Giorgio Diritti connaissait Antonio Ligabue depuis longtemps comme artiste, et la région où il a vécu lui est familière. En se rendant à Gualtieri, le petit bourg où le peintre italien a passé une grande partie de sa vie, le réalisateur a eu l’occasion de rencontrer des personnes (parfois très âgées) qui l’avaient connu. Il se rappelle :
"J’ai découvert une réalité qui allait au-delà de ce que je savais de lui, notamment par les quelques images documentaires qui ont survécu. Il y avait là une complexité qui m’a fasciné : l’histoire d’une personne qui n’a pas eu de chance, que la vie a même accablée de problèmes, mais qui a lutté pour réussir à trouver sa place dans la société. Pour la plupart, les témoins à qui j’ai parlé étaient enfants ou adolescents quand leur chemin a croisé celui de Ligabue. Mais il y en a aussi un, Sergio Negri, qui est devenu le plus grand connaisseur et l’expert reconnu de la peinture de Ligabue. Son apport et ses récits ont été précieux. C’est au contact du peintre, alors qu’il était très jeune, qu’il a décidé de faire des études d’histoire de l’art."

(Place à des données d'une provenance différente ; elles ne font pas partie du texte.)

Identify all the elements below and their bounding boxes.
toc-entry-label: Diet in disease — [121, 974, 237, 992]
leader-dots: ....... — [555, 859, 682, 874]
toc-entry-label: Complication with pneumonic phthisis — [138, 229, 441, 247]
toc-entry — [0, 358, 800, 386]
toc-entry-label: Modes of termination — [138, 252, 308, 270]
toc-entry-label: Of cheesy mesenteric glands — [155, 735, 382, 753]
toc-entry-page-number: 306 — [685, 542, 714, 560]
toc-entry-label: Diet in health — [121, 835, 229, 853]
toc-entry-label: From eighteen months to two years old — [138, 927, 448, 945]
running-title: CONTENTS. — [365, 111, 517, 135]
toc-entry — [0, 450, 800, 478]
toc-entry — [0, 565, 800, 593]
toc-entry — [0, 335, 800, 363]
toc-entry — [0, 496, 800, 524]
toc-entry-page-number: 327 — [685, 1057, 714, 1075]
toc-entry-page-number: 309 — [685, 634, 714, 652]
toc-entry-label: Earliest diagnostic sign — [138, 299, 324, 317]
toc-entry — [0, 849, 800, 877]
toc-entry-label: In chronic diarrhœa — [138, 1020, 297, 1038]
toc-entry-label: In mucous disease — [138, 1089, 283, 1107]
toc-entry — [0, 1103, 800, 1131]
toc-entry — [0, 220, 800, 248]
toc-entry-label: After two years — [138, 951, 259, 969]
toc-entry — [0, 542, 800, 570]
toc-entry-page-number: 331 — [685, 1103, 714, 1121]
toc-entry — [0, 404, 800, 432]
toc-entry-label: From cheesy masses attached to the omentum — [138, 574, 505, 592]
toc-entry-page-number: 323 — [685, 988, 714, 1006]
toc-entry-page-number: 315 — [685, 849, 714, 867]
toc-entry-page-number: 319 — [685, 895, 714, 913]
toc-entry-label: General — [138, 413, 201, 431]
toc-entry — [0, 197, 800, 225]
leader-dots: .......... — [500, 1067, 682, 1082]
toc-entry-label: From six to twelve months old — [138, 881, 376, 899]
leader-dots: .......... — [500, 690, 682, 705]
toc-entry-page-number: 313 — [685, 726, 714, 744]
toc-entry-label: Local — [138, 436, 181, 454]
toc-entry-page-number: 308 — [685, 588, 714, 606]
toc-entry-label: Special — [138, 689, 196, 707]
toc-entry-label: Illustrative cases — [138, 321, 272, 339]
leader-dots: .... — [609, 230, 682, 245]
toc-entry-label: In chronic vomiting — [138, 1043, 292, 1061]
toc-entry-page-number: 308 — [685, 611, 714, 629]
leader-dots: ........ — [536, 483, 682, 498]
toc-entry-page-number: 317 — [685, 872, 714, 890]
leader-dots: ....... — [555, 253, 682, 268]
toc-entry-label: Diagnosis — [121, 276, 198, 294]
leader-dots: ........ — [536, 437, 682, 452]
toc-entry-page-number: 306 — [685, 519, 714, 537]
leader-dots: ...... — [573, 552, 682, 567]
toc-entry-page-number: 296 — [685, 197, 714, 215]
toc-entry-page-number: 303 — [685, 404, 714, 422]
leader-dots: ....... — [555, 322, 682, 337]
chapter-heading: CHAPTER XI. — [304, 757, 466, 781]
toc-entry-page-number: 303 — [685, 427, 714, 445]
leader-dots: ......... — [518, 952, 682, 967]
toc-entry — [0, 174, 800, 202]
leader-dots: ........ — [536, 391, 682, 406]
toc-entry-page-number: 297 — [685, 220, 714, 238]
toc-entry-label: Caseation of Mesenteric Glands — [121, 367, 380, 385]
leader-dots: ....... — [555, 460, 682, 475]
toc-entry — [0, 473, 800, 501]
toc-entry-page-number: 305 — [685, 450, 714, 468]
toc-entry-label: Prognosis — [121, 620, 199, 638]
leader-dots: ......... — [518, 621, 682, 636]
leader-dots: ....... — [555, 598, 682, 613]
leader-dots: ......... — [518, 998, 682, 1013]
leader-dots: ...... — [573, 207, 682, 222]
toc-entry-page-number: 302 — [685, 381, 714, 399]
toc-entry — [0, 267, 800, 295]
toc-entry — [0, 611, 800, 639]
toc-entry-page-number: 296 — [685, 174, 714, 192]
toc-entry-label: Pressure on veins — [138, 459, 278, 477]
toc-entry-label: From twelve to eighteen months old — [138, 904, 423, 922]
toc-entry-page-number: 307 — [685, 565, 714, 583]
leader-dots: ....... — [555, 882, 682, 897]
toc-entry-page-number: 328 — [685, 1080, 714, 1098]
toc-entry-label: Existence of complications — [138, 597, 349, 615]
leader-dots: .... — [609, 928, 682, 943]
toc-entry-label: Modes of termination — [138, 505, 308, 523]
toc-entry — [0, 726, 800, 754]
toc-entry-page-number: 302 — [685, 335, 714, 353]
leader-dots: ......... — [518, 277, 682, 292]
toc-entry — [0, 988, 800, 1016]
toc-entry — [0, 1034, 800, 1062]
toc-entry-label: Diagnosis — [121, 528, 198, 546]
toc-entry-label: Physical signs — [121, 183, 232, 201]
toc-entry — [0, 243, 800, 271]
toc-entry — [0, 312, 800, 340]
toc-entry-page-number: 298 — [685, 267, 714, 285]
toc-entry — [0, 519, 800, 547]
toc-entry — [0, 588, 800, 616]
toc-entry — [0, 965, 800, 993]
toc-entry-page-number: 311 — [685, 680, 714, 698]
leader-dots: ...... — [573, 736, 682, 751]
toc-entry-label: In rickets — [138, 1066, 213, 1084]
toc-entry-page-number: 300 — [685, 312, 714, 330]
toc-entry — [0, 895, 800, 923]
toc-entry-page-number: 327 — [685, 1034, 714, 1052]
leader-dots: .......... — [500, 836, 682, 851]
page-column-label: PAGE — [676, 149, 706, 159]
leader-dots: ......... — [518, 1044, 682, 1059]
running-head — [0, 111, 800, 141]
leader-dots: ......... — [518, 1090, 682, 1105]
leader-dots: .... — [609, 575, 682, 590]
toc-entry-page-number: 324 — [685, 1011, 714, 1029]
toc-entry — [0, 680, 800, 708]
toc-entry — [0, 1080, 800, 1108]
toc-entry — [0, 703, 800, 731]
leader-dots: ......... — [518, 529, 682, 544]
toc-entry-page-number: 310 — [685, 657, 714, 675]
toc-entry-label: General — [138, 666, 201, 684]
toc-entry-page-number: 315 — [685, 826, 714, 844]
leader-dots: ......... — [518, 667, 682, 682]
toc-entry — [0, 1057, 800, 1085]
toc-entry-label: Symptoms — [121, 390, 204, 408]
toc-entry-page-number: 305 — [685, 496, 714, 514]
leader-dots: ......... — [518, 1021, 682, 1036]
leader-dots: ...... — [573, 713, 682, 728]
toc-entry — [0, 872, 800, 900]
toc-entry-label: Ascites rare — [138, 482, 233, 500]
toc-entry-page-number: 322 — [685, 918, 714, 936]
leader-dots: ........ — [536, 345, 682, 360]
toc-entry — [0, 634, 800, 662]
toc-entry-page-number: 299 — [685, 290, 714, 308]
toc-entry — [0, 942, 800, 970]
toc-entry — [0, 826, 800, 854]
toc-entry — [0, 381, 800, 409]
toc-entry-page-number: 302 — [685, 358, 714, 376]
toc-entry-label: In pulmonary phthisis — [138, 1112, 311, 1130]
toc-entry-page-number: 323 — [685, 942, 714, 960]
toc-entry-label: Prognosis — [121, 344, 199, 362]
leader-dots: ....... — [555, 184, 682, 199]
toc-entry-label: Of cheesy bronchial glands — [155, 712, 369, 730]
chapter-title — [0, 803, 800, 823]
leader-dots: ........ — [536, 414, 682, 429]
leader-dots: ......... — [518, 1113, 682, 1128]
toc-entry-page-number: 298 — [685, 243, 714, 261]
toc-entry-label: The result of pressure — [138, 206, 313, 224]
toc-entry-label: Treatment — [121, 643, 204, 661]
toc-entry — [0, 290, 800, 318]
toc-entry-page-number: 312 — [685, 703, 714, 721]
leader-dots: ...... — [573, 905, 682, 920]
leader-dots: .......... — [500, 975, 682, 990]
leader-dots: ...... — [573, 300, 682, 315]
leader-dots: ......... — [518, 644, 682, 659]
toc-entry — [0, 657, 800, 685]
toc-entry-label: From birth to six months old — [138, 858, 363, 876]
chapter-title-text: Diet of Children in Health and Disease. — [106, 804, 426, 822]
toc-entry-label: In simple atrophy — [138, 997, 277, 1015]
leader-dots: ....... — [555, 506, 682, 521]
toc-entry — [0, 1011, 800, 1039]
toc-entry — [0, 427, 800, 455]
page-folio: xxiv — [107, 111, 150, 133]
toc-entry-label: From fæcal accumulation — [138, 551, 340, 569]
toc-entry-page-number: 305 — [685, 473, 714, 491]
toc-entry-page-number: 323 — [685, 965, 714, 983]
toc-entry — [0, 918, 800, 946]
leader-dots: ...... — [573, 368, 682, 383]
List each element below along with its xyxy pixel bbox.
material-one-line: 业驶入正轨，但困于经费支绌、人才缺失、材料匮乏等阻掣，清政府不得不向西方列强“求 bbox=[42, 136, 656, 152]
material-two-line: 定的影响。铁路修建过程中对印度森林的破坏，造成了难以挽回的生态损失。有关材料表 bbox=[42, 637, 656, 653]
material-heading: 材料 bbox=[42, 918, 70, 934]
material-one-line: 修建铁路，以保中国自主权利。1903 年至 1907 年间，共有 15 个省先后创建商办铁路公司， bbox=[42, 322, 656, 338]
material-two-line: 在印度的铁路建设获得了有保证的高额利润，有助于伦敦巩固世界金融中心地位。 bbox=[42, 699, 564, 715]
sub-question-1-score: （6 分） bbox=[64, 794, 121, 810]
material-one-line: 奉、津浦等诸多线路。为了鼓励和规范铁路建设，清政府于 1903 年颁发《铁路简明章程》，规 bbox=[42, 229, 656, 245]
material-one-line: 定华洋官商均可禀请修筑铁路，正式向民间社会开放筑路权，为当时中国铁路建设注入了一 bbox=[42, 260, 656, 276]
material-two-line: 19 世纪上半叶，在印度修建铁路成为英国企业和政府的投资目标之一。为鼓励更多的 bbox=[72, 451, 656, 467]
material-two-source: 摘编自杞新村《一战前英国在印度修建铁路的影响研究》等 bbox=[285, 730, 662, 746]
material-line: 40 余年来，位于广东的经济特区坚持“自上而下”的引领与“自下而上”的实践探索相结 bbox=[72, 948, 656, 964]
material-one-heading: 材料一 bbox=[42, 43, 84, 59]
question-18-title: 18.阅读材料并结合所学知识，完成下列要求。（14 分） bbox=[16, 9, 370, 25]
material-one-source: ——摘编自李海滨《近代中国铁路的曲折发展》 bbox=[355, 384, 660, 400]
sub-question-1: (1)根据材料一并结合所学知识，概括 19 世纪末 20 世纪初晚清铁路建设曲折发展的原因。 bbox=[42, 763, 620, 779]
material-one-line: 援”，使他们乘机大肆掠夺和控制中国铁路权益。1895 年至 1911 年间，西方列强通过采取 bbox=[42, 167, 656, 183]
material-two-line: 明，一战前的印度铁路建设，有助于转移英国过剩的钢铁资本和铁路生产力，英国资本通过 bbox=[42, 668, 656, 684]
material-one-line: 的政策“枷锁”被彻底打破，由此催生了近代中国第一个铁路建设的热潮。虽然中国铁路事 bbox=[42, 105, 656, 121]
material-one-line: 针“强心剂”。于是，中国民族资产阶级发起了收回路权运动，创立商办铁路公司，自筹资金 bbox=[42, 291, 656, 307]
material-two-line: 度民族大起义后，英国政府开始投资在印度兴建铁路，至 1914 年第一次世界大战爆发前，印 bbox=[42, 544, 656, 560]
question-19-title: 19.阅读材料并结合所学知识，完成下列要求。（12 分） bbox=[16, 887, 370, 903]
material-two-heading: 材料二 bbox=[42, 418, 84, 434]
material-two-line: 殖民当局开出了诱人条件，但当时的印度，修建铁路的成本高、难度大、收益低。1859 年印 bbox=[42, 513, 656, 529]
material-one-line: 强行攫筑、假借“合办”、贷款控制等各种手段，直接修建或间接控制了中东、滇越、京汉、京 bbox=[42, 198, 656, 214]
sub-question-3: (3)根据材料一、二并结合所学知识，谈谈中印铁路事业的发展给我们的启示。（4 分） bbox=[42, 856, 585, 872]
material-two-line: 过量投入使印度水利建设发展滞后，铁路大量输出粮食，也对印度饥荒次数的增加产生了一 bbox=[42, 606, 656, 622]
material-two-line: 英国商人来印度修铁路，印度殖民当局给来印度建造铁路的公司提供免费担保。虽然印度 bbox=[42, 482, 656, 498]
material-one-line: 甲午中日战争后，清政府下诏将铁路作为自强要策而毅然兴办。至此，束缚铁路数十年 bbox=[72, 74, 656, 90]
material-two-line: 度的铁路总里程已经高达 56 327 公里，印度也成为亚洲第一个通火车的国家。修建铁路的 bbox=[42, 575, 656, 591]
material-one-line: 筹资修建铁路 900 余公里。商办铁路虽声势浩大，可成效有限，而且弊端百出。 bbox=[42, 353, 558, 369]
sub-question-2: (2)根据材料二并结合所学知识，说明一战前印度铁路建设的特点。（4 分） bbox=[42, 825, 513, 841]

"C’est un titre en mouvement, parce qu’en pensant à Ligabue, je pense immédiatement à un être en mouvement. Je voulais me cacher, parce que j’étais un enfant laid, rejeté, apeuré, parce que personne ne voulait s’approcher. Ce qui compte c’est la suspension de la phrase : Je voulais me cacher... mais finalement je me suis montré."
Pour recréer la gestuelle d'Antonio Ligabue, Elio Germano s’est inspiré des quelques images documentaires qui lui sont parvenues et des récits de ceux qui ont connu le peintre. Ce dernier possédait ainsi ces drôles de rituels comme la nécessité de trouver l’énergie de l'animal pour mieux le dessiner... Le metteur en scène Giorgio Diritti confie :
"Dans les années 50 et 60, plusieurs documentaristes comme Raffaelle Andreassi ou Pier Paolo Ruggerini, se sont intéressés à Ligabue. De façon empathique, enthousiaste. On peut trouver quelques-uns de leurs films sur YouTube. En Italie, à l’époque, et notamment avant que la télévision ne se popularise, on projetait des courts-métrages documentaires avant chaque séance de cinéma. Il y avait une forte production, soutenue par l’Etat. C’était une façon de valoriser la connaissance du pays."
Je voulais me cacher a été présenté au Festival de Berlin 2020 où Elio Germano a été récompensé de l’Ours d’argent du meilleur acteur.
Je voulais me cacher n’est pas un biopic au sens classique puisque son récit est volontairement morcelé. Tout en respectant ce que l’on sait de la vie d'Antonio Ligabue, Giorgio Diritti a cherché à faire un film qui ne soit pas purement biographique, mais qui soit aussi émotionnel. Il précise :
"J'ai cherché à raconter ses émotions, comment il a vécu, son isolement, des difficultés, ses rêves, et même ses amours fantasmés. Cela me semblait plus intéressant. Nous tous dans la vie avons éprouvé le sentiment d’être rejetés ou jugés, en tout cas d’être inadéquats au monde, au sens le plus ample. Voilà le projet du film : dire l’histoire de Ligabue mais tendre un miroir à nous tous. Bien sûr, c’est un miroir déformé, amplifié par son parcours si singulier mais, en même temps, ce qu’il traverse et surmonte a beaucoup de points communs avec ce que nous vivons tous."